Keady v. State

CLINTON, Judge,

dissenting.

That jurors did receive other evidence and did engage in misconduct during their deliberations in the jury room cannot be seriously disputed. Just that which the opinion of the Court summarizes on page 759 demonstrates that they ignored and disregarded instructions of the trial court intentionally, knowingly and recklessly— and, yes, repeatedly. Yet, appellant is denied a remedy because a majority of this Court has made it virtually impossible for him and any other accused similarly situated “to show reversible error.”

Sneed v. State, 670 S.W.2d 262 (Tex.Cr.App.1984), sanctions a violation of their oath by jurors, Article 35.22, V.A.C.C.P., and an infringement of the doctrine of separation of powers by the jury as a body. Sneed v. State, supra, at 267-269 (Odom, J., dissenting), and at 269-270 (Clinton, J., dissenting).

The situation is reminiscent of days when participants in the criminal justice system pretended that parties did not engage in plea bargaining, so they continued the practice without let or hindrance by statutory regulation or rule. Similarly, knowing that jurors are wont to “discuss” the law of parole, even when shown on the record that they have in fact done so judges look the other way lest they see that what was said is other evidence and the discussion is misconduct. And if the fact that there was discussion of parole cannot be thus avoided, then the ambit is to find “conflicting evidence” in the record of hearing of motion for new trial, and solemnly pronounce that “the trial judge is the final word, absent abuse of discretion,” Opinion, p. 760. Call the next case!

*762Once it was accepted that parties were to be trusted to deal with each other at arm’s length, the plea bargaining process was given some measure of respectability by legislative recognition and direction.
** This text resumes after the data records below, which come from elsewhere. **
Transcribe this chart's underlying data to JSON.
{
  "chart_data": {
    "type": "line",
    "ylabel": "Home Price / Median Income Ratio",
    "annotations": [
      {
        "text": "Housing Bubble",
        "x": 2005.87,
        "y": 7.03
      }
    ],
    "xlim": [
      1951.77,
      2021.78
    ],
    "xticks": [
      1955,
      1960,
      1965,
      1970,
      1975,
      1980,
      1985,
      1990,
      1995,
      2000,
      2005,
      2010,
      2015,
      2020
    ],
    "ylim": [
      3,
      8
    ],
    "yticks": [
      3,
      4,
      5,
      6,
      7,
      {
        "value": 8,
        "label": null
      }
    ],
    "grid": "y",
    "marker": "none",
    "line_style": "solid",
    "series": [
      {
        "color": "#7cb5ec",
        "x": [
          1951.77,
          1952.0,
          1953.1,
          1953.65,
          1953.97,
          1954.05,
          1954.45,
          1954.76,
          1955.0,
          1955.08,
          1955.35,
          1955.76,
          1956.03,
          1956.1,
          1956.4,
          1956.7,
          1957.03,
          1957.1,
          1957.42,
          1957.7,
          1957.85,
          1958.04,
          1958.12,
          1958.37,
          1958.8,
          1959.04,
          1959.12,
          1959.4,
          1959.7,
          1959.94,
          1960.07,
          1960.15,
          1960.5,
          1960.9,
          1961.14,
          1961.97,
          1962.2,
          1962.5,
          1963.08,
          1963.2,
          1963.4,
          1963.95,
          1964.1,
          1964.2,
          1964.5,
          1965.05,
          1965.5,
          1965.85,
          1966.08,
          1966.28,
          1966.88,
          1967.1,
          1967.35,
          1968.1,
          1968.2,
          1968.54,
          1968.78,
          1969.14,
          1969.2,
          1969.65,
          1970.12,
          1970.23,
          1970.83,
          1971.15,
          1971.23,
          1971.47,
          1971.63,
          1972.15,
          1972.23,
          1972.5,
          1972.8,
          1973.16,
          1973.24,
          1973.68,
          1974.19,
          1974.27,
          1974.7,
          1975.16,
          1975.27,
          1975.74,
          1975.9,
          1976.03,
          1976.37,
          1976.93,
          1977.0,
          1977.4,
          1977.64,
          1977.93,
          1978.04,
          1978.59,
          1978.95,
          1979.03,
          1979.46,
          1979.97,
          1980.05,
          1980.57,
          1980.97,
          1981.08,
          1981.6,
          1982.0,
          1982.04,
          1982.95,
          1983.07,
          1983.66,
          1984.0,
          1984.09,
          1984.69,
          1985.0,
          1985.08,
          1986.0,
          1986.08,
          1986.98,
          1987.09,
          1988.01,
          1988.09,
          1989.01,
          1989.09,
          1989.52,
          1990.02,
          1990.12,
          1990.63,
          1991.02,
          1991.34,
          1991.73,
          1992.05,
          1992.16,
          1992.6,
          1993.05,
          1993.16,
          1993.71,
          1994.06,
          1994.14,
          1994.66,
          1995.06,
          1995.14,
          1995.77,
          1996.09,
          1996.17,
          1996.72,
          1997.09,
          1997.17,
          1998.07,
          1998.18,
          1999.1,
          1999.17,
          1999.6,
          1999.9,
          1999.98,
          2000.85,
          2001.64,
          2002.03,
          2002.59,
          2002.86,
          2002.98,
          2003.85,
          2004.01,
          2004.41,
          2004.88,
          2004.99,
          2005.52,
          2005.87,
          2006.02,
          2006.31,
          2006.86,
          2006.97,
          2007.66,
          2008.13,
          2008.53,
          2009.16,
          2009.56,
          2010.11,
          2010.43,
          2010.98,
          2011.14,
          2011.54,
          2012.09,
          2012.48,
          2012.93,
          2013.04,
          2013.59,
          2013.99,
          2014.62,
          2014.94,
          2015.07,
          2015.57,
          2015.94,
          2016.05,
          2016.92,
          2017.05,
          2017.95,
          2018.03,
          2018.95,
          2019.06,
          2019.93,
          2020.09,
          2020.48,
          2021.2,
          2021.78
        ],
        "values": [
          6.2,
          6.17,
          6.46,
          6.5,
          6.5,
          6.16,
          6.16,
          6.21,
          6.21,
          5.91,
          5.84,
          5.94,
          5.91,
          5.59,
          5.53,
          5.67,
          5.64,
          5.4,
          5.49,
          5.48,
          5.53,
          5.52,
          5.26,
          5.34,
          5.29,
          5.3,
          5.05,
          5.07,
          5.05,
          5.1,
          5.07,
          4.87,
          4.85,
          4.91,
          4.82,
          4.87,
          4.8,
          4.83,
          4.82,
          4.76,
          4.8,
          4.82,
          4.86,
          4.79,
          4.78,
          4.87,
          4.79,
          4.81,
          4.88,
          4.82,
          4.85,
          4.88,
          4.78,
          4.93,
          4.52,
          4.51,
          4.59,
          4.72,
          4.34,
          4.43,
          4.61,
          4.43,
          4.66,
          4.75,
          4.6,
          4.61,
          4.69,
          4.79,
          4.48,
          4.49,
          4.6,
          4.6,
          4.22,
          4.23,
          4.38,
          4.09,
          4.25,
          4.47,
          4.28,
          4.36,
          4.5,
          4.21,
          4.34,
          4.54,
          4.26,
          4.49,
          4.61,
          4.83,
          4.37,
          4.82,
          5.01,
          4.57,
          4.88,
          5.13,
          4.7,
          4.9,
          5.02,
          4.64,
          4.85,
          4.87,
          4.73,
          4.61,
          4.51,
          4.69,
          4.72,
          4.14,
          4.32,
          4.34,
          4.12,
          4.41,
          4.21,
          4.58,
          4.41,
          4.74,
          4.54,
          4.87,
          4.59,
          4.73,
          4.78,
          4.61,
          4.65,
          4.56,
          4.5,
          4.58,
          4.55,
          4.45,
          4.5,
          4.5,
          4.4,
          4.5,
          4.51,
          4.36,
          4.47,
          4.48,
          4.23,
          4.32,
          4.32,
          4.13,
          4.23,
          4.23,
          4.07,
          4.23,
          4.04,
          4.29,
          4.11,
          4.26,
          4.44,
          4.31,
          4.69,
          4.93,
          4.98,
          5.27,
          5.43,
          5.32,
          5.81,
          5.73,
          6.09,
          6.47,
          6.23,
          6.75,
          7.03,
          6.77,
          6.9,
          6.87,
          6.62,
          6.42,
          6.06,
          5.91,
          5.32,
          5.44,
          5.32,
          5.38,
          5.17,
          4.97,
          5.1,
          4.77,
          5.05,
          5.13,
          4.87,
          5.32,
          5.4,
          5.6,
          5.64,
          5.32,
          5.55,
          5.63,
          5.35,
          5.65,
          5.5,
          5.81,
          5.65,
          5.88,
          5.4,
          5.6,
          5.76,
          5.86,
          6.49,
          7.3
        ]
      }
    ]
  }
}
See Articles 23.16(a)(2) and 44.02, V.A.C.C.P. Let us accept that jurors are reasonable and sensible persons who can be trusted to follow their oath and instructions from the trial court when they are made to understand the reason they are not to discuss parole.

There is a school of thought that jurors fail to take seriously the stock instruction not to consider or discuss possible action of the Board of Pardons and Paroles because they do not understand the policy behind it and, indeed, may well believe that the intent of such an instruction is to hide something from them. (“Well, outside we read and hear about it all the time, so why does the judge tell us not to talk about it in the juryroom?”) It follows that jurors would be better informed and equipped to remove operation of parole laws from consideration during their deliberations if and when they are given a common sense reason for doing so. And the most practical reason from the perspective of a layman is that no one in this State can predict when an inmate will be released on parole, or whether one will ever be released on parole at all!

When the pattern instruction is given the trial court should add an explanation of the reason the matter should not be considered, somewhat along the following lines, viz:

“Further you are instructed that the determination to grant parole, if and when made, rests on many facts and events not now known, for the simple reason that they have not yet occurred at time of trial. Since it cannot be predicted at this time when or even whether parole will be granted, you are not to mention, refer to, discuss or consider how long the defendant might be required to remain confined to serve the' punishment you assess and the sentence the court will impose. Such matters come within the exclusive jurisdiction to be exercised at some time in the future by the Board of Pardons and Paroles, and to some extent by the Governor of this State, and they are beyond the province of courts and, therefore, of the jury as well.”

See Heredia v. State, 528 S.W.2d 847, 853, n. 4 (Tex.Cr.App.1975).

Against a burden of prospective hearings on new trial, appeals, reversals, retrials and successive appeals, the potential benefits of giving a jury accurate and complete information as to the truth of the matter loom large, and any additional chore imposed on administering the criminal justice system at the trial level is minuscule.

Because by adhering to Sneed the majority will not lead the way out of this morass of jury misconduct, I dissent.